In this notebook, we’ll demonstrate some data exploration techniques using the famous iris dataset. In the second notebook, we’ll use this data set to visualize a bunch of machine learning algorithms.
Table of Contents
import numpy as np
import pandas as pd
import seaborn as sns
sns.set(style="dark")
import matplotlib.pyplot as plt
Load the Data
Load the data using seaborn. The dataset is also available from Scikit-learn and Keras, but it loads as a pandas DataFrame from seaborn, saving a step.
df = sns.load_dataset("iris")
Explore
Let’s look at what features are in the data set.
df.head()
sepal_length | sepal_width | petal_length | petal_width | species | |
---|---|---|---|---|---|
0 | 5.1 | 3.5 | 1.4 | 0.2 | setosa |
1 | 4.9 | 3.0 | 1.4 | 0.2 | setosa |
2 | 4.7 | 3.2 | 1.3 | 0.2 | setosa |
3 | 4.6 | 3.1 | 1.5 | 0.2 | setosa |
4 | 5.0 | 3.6 | 1.4 | 0.2 | setosa |
Then check how many of each species is recorded.

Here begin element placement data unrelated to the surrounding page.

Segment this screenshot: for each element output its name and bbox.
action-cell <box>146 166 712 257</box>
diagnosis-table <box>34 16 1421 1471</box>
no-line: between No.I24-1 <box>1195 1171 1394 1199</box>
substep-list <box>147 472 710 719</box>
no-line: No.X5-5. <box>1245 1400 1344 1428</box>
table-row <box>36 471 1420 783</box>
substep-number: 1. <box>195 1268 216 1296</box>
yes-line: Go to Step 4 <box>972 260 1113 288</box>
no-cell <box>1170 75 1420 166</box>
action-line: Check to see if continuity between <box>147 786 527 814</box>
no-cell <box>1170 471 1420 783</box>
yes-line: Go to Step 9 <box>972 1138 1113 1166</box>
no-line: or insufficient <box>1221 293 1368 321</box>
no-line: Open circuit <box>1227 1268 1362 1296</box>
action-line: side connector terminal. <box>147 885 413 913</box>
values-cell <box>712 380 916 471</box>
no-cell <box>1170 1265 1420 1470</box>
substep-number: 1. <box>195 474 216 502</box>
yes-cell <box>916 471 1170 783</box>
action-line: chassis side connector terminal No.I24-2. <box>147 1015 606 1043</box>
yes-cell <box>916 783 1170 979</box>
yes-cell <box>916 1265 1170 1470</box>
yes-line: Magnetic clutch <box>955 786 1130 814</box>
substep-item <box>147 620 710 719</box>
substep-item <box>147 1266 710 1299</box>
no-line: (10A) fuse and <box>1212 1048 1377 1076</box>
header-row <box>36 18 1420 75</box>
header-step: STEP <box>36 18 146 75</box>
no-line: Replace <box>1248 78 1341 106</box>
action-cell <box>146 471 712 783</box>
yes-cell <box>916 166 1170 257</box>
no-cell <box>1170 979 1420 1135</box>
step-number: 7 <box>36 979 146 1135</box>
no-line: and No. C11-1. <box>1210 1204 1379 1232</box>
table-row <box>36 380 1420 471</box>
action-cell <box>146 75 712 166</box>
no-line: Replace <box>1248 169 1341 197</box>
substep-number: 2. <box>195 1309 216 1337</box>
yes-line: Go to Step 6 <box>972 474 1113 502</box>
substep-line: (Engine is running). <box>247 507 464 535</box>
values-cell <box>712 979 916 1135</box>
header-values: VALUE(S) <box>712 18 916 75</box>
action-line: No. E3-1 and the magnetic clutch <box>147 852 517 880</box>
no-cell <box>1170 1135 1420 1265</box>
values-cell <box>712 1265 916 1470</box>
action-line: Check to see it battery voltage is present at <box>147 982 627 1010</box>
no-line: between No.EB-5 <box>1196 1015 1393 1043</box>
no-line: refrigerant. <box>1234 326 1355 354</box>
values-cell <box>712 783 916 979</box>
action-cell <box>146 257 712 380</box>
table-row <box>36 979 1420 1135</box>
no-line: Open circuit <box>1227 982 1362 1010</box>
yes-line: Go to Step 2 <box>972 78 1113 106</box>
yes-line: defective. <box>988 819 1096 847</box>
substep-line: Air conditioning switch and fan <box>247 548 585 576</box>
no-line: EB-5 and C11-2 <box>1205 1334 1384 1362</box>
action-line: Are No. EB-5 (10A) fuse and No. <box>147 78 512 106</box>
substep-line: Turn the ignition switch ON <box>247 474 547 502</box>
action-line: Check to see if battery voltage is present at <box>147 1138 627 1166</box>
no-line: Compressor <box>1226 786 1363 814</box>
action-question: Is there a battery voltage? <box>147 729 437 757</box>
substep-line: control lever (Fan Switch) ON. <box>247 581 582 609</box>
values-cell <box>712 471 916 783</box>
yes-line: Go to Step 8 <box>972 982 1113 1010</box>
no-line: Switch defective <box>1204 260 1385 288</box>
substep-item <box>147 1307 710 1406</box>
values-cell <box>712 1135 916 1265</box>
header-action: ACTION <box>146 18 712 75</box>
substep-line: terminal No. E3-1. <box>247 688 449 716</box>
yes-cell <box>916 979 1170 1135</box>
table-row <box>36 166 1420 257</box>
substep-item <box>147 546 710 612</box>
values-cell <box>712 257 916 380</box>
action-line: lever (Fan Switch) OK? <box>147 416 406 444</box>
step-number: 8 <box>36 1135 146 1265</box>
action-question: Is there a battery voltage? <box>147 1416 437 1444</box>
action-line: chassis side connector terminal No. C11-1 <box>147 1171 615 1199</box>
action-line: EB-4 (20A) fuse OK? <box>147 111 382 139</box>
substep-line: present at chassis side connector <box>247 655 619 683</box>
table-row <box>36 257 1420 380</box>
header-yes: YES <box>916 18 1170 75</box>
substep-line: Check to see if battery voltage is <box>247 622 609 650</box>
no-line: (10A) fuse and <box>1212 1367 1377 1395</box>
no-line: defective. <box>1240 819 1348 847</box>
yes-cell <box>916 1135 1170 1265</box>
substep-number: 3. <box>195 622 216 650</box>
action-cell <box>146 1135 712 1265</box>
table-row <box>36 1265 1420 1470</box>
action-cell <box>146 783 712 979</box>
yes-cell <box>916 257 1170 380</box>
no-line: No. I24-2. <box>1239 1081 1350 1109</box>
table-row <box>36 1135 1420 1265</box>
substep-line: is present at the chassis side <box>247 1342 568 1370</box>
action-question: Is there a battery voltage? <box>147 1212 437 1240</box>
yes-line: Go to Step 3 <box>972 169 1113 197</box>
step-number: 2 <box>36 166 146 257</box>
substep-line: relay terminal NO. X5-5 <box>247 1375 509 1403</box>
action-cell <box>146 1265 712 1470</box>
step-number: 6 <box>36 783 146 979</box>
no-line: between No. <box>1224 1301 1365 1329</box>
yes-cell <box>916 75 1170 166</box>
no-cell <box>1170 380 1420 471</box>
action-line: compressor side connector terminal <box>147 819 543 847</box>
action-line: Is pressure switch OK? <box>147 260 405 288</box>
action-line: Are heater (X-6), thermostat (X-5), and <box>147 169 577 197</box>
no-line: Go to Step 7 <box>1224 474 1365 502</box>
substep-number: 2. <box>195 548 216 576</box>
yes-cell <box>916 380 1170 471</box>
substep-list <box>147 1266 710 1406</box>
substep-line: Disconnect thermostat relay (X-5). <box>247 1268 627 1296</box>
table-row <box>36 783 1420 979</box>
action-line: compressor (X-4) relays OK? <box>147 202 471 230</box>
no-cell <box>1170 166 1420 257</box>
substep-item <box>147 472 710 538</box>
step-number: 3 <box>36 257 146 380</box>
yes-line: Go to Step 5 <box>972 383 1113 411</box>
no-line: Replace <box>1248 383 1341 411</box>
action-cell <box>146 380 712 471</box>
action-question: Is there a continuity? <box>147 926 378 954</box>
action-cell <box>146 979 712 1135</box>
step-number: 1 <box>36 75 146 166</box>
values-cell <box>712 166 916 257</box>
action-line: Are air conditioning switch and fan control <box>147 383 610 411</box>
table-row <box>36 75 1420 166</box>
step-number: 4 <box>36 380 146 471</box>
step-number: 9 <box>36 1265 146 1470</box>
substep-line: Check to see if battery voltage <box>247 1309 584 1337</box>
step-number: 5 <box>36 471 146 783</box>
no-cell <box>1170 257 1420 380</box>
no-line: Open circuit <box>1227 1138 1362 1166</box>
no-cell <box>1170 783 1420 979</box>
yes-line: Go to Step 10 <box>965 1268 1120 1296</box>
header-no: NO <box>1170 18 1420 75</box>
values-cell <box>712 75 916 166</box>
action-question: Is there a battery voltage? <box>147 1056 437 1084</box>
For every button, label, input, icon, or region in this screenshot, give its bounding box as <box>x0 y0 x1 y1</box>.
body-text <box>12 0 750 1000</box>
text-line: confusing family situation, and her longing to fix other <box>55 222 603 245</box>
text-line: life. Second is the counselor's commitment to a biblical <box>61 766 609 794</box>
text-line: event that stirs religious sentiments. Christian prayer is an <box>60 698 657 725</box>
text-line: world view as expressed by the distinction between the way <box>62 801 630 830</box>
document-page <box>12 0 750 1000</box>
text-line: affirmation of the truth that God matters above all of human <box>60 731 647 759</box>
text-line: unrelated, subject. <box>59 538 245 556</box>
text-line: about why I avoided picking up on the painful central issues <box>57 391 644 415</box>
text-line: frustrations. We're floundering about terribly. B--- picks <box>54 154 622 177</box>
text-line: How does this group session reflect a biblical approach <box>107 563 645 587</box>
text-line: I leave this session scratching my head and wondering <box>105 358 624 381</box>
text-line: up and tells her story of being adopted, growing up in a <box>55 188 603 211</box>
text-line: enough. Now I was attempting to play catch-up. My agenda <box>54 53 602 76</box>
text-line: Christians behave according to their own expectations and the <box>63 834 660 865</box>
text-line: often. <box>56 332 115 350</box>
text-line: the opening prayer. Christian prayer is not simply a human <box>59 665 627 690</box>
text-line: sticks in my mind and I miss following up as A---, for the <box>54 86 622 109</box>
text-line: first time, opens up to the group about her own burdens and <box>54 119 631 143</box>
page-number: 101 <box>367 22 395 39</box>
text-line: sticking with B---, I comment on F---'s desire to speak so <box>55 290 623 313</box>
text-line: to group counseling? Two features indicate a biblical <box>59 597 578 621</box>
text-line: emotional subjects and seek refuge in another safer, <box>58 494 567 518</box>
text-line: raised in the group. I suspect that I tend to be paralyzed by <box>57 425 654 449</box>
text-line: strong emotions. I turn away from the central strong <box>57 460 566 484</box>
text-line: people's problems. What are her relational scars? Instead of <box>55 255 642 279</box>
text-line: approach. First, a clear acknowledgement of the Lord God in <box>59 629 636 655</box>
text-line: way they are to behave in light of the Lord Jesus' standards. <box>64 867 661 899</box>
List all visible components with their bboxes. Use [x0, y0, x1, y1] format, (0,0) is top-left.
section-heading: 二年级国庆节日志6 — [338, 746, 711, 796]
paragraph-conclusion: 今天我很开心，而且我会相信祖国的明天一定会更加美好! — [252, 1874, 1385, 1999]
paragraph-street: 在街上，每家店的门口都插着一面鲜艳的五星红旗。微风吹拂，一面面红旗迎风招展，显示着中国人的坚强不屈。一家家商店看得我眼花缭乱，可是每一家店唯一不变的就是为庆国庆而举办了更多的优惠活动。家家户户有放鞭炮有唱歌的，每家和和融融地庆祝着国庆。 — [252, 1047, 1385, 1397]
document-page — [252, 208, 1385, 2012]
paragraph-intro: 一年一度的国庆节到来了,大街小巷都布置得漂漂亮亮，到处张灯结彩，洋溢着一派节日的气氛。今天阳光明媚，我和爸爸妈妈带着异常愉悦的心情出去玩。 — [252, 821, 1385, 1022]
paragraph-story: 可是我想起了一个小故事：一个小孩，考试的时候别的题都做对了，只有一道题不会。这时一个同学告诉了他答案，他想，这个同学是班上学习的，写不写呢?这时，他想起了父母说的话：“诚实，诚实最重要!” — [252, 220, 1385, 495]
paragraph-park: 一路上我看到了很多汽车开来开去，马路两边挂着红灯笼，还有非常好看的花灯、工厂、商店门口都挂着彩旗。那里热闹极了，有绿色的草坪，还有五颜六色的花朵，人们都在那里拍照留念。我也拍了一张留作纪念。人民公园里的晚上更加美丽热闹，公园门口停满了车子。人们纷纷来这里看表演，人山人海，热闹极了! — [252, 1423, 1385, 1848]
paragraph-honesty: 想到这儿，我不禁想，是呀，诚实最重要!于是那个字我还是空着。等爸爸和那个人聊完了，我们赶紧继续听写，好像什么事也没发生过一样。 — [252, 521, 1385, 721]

df['species'].value_counts()
setosa 50
versicolor 50
virginica 50
Name: species, dtype: int64
And let’s see what types of values are in the dataset and do some basic statistics on the set.
df.info()
<class 'pandas.core.frame.DataFrame'>
RangeIndex: 150 entries, 0 to 149
Data columns (total 5 columns):
# Column Non-Null Count Dtype
--- ------ -------------- -----
0 sepal_length 150 non-null float64
1 sepal_width 150 non-null float64
2 petal_length 150 non-null float64
3 petal_width 150 non-null float64
4 species 150 non-null object
dtypes: float64(4), object(1)
memory usage: 6.0+ KB
df.describe()
sepal_length | sepal_width | petal_length | petal_width | |
---|---|---|---|---|
count | 150.000000 | 150.000000 | 150.000000 | 150.000000 |
mean | 5.843333 | 3.057333 | 3.758000 | 1.199333 |
std | 0.828066 | 0.435866 | 1.765298 | 0.762238 |
min | 4.300000 | 2.000000 | 1.000000 | 0.100000 |
25% | 5.100000 | 2.800000 | 1.600000 | 0.300000 |
50% | 5.800000 | 3.000000 | 4.350000 | 1.300000 |
75% | 6.400000 | 3.300000 | 5.100000 | 1.800000 |
max | 7.900000 | 4.400000 | 6.900000 | 2.500000 |
Fortunately, the data set is really clean so we can jump right into visualization.
Visualize
Let’s see how the different categories compare with each other.
hue_order = df['species'].unique()[::-1]
palette = sns.color_palette('bright')
sns.pairplot(df, hue="species", hue_order=hue_order, palette=palette, markers=["o", "s", "D"], diag_kind='kde');
Nothing looks noticeably wrong with the data, and there aren’t any outliers that would confound a model.
Petal length and petal width appear to be good variables to distinguish the species, especially sestosa. Let’s take a closer look at those.
sns.FacetGrid(df, hue='species', hue_order=hue_order, palette=palette, height=8) \
.map(plt.scatter, 'petal_length','petal_width') \
.add_legend();
OK, it will be very easy to extract the setosa from the others.
Let’s see what the best way to separate versicolor from virginica is. We’ll a new dataframe with just the two we’re focusing on.
# Exclude setosa
vvdf = df[df['species'] != 'setosa']
sns.pairplot(vvdf, hue="species", hue_order=hue_order, palette=palette, diag_kind='kde');
OK, these are not as easy to separate. We make have to do the best that we can. In Part II, we’ll look at how we can use machine learning models to analyze the data.